Dans les faits, la nationalité nie la devise républicaine en plaçant la filiation comme critère premier de l’appartenance à la communauté politique. Surtout quand l’État utilise le droit, le contourne et le viole constamment pour asseoir sa légitimité. La France est régulièrement condamnée par la CEDH pour avoir enfermé des enfants en CRA, mais elle continue. L’administration ne respecte pas les décisions de justice : avec la dématérialisation des services publics, énormément d’étrangers n’arrivent pas à prendre rendez-vous en préfecture. Ils sont obligés de saisir un juge pour obtenir un rendez-vous, celui-ci enjoint à la préfecture de l’organiser, mais rien ne se passe !

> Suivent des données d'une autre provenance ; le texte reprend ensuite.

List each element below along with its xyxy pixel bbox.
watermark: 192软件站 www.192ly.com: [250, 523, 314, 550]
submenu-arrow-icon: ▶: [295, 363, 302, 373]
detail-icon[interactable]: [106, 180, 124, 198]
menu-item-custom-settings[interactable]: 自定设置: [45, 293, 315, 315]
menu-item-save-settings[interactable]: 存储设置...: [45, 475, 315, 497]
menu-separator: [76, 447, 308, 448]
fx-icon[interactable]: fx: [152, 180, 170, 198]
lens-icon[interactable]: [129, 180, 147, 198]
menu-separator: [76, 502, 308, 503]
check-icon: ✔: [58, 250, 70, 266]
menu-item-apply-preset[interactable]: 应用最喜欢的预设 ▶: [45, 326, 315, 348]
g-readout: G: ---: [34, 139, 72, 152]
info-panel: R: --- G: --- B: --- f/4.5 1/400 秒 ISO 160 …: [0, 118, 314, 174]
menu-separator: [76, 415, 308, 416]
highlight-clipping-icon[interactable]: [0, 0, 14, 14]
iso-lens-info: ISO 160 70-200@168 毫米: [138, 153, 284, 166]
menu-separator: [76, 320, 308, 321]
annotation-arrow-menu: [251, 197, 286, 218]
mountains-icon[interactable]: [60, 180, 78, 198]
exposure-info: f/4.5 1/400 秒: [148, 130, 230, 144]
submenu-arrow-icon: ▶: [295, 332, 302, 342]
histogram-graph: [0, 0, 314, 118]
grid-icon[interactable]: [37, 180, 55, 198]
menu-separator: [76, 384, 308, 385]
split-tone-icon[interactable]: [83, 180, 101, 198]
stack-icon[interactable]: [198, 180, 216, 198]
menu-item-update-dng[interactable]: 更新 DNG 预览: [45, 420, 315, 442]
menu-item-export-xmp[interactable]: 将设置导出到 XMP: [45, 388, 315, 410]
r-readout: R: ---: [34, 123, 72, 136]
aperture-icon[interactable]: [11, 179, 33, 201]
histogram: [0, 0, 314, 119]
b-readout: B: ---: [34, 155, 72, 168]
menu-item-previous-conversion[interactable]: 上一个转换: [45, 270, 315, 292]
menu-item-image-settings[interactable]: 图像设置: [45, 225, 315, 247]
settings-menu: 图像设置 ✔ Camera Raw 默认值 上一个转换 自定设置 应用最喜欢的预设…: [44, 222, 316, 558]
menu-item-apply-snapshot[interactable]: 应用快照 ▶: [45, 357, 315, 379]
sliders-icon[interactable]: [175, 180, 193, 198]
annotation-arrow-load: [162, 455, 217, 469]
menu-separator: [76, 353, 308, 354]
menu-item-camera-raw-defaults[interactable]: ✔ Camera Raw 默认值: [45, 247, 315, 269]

L’administration est décomplexée, elle assume de ne pas respecter les règles et les décisions de justice. Face à l’État, les personnes étrangères ne pèsent pas lourd dans le rapport de force. Et tout le monde se fiche que l’État viole le droit à leur encontre. Donc ça continue. Imaginez que l’État viole systématiquement les droits des super-riches… Les réactions ne tarderaient pas et, surtout, c’est inimaginable !

Extraits d’un entretien de Karine Parrot dans Politis du 21 septembre 2023.